- Theatrical release poster
- Directed by: Alfred D' Samuel
- Written by: Jineesh K. Joy
- Produced by: Manoj Sreekanta
- Starring: Anikha Surendran; Melvin G Babu;
- Cinematography: Ansar Shah
- Edited by: Lijo Paul
- Music by: Shaan Rahman
- Production company: Ashtree Ventures
- Release date: 24 February 2023;
- Running time: 144 minutes
- Country: India
- Language: Malayalam

= Oh My Darling (film) =

2023 Indian Malayalam romantic comedy film

Oh My Darling is a 2023 Indian Malayalam-language romantic comedy film directed by Alfred D' Samuel and produced by Manoj Sreekanta under the banner Ash Tree Ventures. The film stars Anikha Surendran and Melvin G Babu, along with Johny Antony, Manju Pillai, Vijayaraghavan, Nandu and Archana Menon.

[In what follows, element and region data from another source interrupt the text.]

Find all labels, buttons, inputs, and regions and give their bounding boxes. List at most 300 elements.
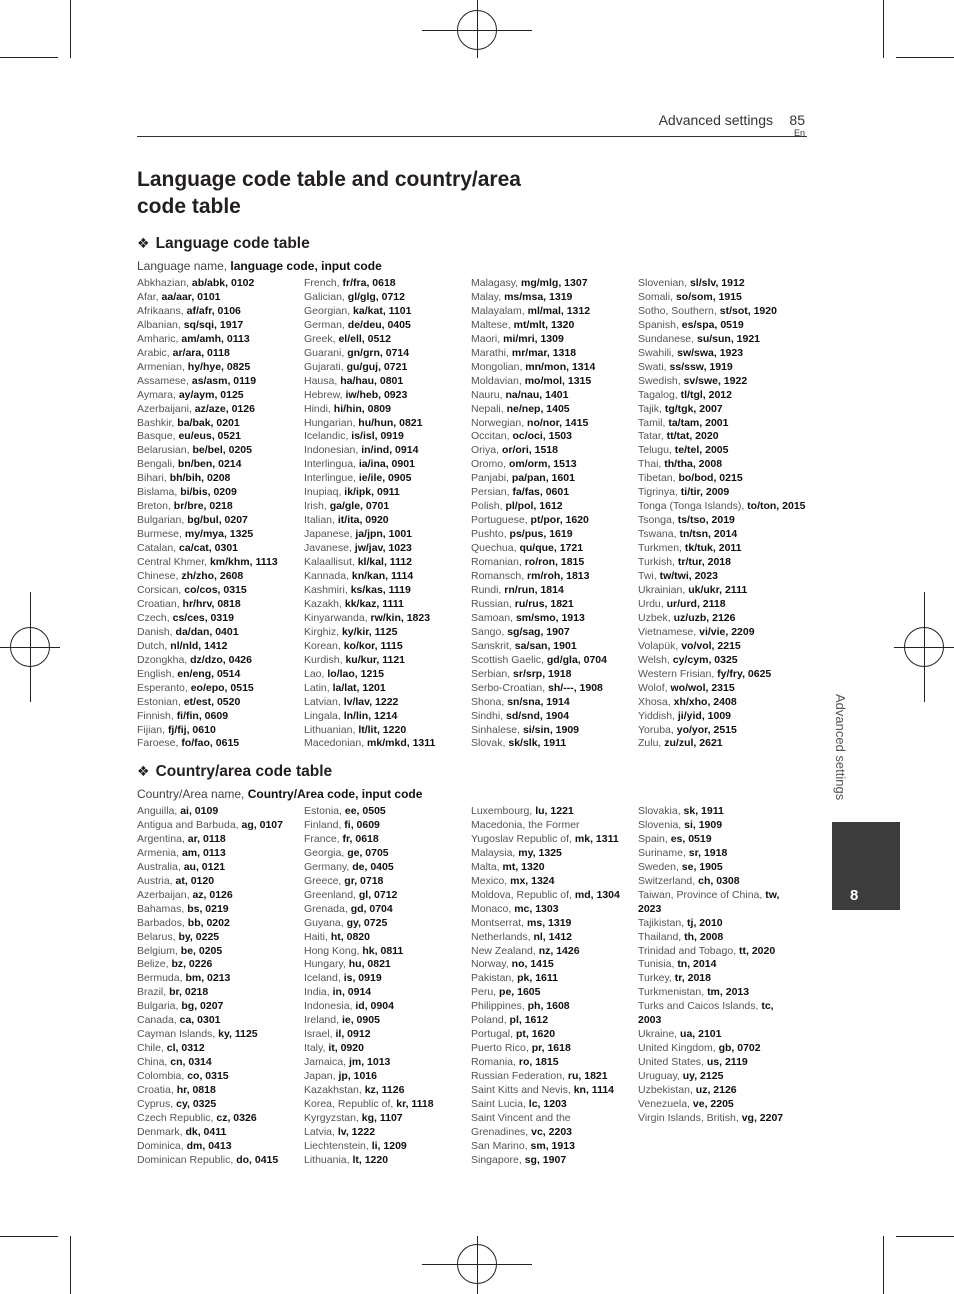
entry-code: kg, 1107 <box>361 1111 403 1124</box>
table-row <box>638 737 806 751</box>
entry-name: New Zealand, <box>471 944 536 957</box>
entry-name: Luxembourg, <box>471 805 533 817</box>
entry-code: kz, 1126 <box>364 1084 405 1097</box>
entry-name: Poland, <box>471 1014 507 1027</box>
entry-name: Macedonian, <box>304 737 365 750</box>
table-row <box>304 1028 472 1042</box>
entry-code: lv/lav, 1222 <box>343 695 399 708</box>
table-row <box>471 931 639 945</box>
crop-mark <box>0 1236 58 1237</box>
table-row <box>638 375 806 389</box>
entry-code: ht, 0820 <box>330 930 370 943</box>
entry-name: Sotho, Southern, <box>638 304 717 317</box>
entry-code: ua, 2101 <box>680 1028 722 1041</box>
entry-name: Belarus, <box>137 930 176 943</box>
table-row <box>137 389 305 403</box>
entry-code: tm, 2013 <box>707 986 750 999</box>
table-column <box>471 805 639 1168</box>
entry-code: fr/fra, 0618 <box>342 277 396 289</box>
entry-name: Swedish, <box>638 374 681 387</box>
entry-name: Tibetan, <box>638 472 676 485</box>
entry-name: Galician, <box>304 290 345 303</box>
entry-code: uz/uzb, 2126 <box>673 611 736 624</box>
entry-name: Greece, <box>304 874 342 887</box>
entry-code: ca, 0301 <box>179 1014 221 1027</box>
entry-name: Peru, <box>471 986 497 999</box>
entry-name: Malagasy, <box>471 277 519 289</box>
language-column-header: Language name, language code, input code <box>137 259 382 273</box>
entry-name: France, <box>304 832 340 845</box>
country-code-table <box>137 805 817 1275</box>
entry-name: Xhosa, <box>638 695 671 708</box>
table-row <box>638 417 806 431</box>
entry-name: Spanish, <box>638 318 679 331</box>
table-row <box>471 1000 639 1014</box>
entry-name: Nauru, <box>471 388 503 401</box>
table-row <box>471 277 639 291</box>
entry-code: ky, 1125 <box>218 1028 258 1041</box>
table-row <box>471 682 639 696</box>
table-row <box>304 889 472 903</box>
table-row <box>137 682 305 696</box>
entry-code: na/nau, 1401 <box>505 388 569 401</box>
entry-code: cl, 0312 <box>166 1042 205 1055</box>
entry-code: eo/epo, 0515 <box>190 681 254 694</box>
entry-name: Serbian, <box>471 667 511 680</box>
table-row <box>471 403 639 417</box>
entry-code: sm/smo, 1913 <box>515 611 585 624</box>
entry-name: Inupiaq, <box>304 486 342 499</box>
table-row <box>638 444 806 458</box>
table-row <box>137 305 305 319</box>
table-row <box>137 528 305 542</box>
crop-mark <box>896 57 954 58</box>
table-row <box>471 1140 639 1154</box>
entry-name: Somali, <box>638 290 674 303</box>
entry-code: sq/sqi, 1917 <box>183 318 244 331</box>
table-row <box>471 486 639 500</box>
entry-code: do, 0415 <box>236 1153 279 1166</box>
entry-name: Greenland, <box>304 888 356 901</box>
entry-code: tt, 2020 <box>739 944 776 957</box>
table-row <box>471 1084 639 1098</box>
entry-name: Kazakh, <box>304 597 342 610</box>
entry-name: Belize, <box>137 958 169 971</box>
entry-code: km/khm, 1113 <box>209 556 278 569</box>
entry-name: Breton, <box>137 500 171 513</box>
entry-code: ji/yid, 1009 <box>677 709 732 722</box>
table-row <box>304 556 472 570</box>
table-row <box>638 458 806 472</box>
entry-name: Hungarian, <box>304 416 356 429</box>
crop-mark <box>0 57 58 58</box>
table-row <box>638 958 806 972</box>
entry-name: Yoruba, <box>638 723 674 736</box>
entry-name: Hong Kong, <box>304 944 360 957</box>
table-row <box>638 361 806 375</box>
country-heading: ❖ Country/area code table <box>137 763 333 780</box>
table-row <box>638 819 806 833</box>
entry-name: Moldavian, <box>471 374 522 387</box>
entry-code: la/lat, 1201 <box>332 681 386 694</box>
entry-code: zh/zho, 2608 <box>181 570 244 583</box>
table-row <box>638 986 806 1000</box>
entry-name: Kirghiz, <box>304 625 340 638</box>
table-column <box>137 805 305 1168</box>
table-row <box>137 1112 305 1126</box>
table-row <box>137 584 305 598</box>
table-row <box>638 861 806 875</box>
entry-code: en/eng, 0514 <box>177 667 241 680</box>
entry-name: Tunisia, <box>638 958 675 971</box>
entry-name: Sinhalese, <box>471 723 521 736</box>
entry-name: Azerbaijan, <box>137 888 190 901</box>
entry-code: sl/slv, 1912 <box>689 277 745 289</box>
table-row <box>638 640 806 654</box>
table-row <box>471 389 639 403</box>
entry-code: gn/grn, 0714 <box>347 346 410 359</box>
table-row <box>471 458 639 472</box>
entry-name: Italian, <box>304 514 335 527</box>
table-row <box>137 861 305 875</box>
table-row <box>471 805 639 819</box>
entry-code: pk, 1611 <box>517 972 558 985</box>
table-row <box>471 668 639 682</box>
table-row <box>471 903 639 917</box>
entry-code: no, 1415 <box>511 958 554 971</box>
table-row <box>304 417 472 431</box>
entry-code: lc, 1203 <box>528 1098 567 1111</box>
table-row <box>304 1000 472 1014</box>
entry-name: Bulgarian, <box>137 514 185 527</box>
entry-code: sd/snd, 1904 <box>506 709 570 722</box>
entry-code: pl/pol, 1612 <box>505 500 563 513</box>
entry-code: bb, 0202 <box>187 916 230 929</box>
entry-name: Australia, <box>137 860 181 873</box>
entry-name: Persian, <box>471 486 510 499</box>
table-row <box>304 500 472 514</box>
entry-name: Monaco, <box>471 902 512 915</box>
table-row <box>638 528 806 542</box>
entry-code: ha/hau, 0801 <box>340 374 404 387</box>
table-row <box>471 1154 639 1168</box>
entry-code: jp, 1016 <box>338 1070 377 1083</box>
entry-code: fa/fas, 0601 <box>512 486 570 499</box>
table-row <box>471 556 639 570</box>
entry-name: Bihari, <box>137 472 167 485</box>
entry-code: el/ell, 0512 <box>338 332 391 345</box>
entry-code: sg, 1907 <box>524 1153 567 1166</box>
table-row <box>137 986 305 1000</box>
table-row <box>638 584 806 598</box>
table-row <box>638 696 806 710</box>
table-row <box>304 598 472 612</box>
entry-code: vc, 2203 <box>531 1125 572 1138</box>
table-row <box>304 917 472 931</box>
entry-code: th, 2008 <box>684 930 724 943</box>
table-row <box>638 305 806 319</box>
table-row <box>304 972 472 986</box>
entry-code: us, 2119 <box>706 1056 748 1069</box>
entry-code: id, 0904 <box>355 1000 394 1013</box>
entry-code: es, 0519 <box>670 832 712 845</box>
crop-mark <box>883 0 884 58</box>
entry-code: li, 1209 <box>371 1139 407 1152</box>
table-row <box>638 333 806 347</box>
entry-code: sr, 1918 <box>688 846 728 859</box>
table-row <box>304 1112 472 1126</box>
entry-name: Tatar, <box>638 430 664 443</box>
entry-code: ve, 2205 <box>692 1098 734 1111</box>
entry-name: Sindhi, <box>471 709 504 722</box>
table-row <box>137 472 305 486</box>
entry-name: San Marino, <box>471 1139 528 1152</box>
table-row <box>471 542 639 556</box>
entry-code: fo/fao, 0615 <box>181 737 240 750</box>
entry-code: su/sun, 1921 <box>696 332 761 345</box>
entry-code: ag, 0107 <box>241 818 283 831</box>
entry-code: ja/jpn, 1001 <box>355 528 413 541</box>
entry-name: Grenadines, <box>471 1125 529 1138</box>
entry-name: Brazil, <box>137 986 167 999</box>
entry-code: cs/ces, 0319 <box>172 611 234 624</box>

The screenplay and dialogue are written by Jineesh K. Joy. The music is composed by Shaan Rahman, while Ansar Shah has been roped in as the cinematographer and Lijo Paul has done the editing. The film was released in theatres on 24 February 2023.

== Production ==
The principal photography started on 17 August 2022. The film noted as debut for director and first film as a protagonist for Anikha Surendran. The first look of the film was released by Mammootty and second look was released on 16 October 2022. Later, Teaser released on 6 February 2023 and trailer released on 12 February 2023 with the film theatrical release date 24 February 2023. South Korean singer Linda Quero croons 'Darling’ song for the film.

== Reception ==
The film was released 24 February 2023 in theatres. A critic from OTTplay gave 2 stars out of 5 and stated that "If you were attracted by the K-drama vibes that Oh My Darling's trailer and teasers gave off, this movie will be a major letdown." Dhanya K Vilayil critic of Indian Express wrote that "Though 'Oh My Darling' tries to talk about a topic that Malayalam cinema has not talked about yet, even that twist fails to bring the film closer to the audience" and gave 2 out of 5. Critic from Mathrubhumi and ManoramaOnline gave a mixed review.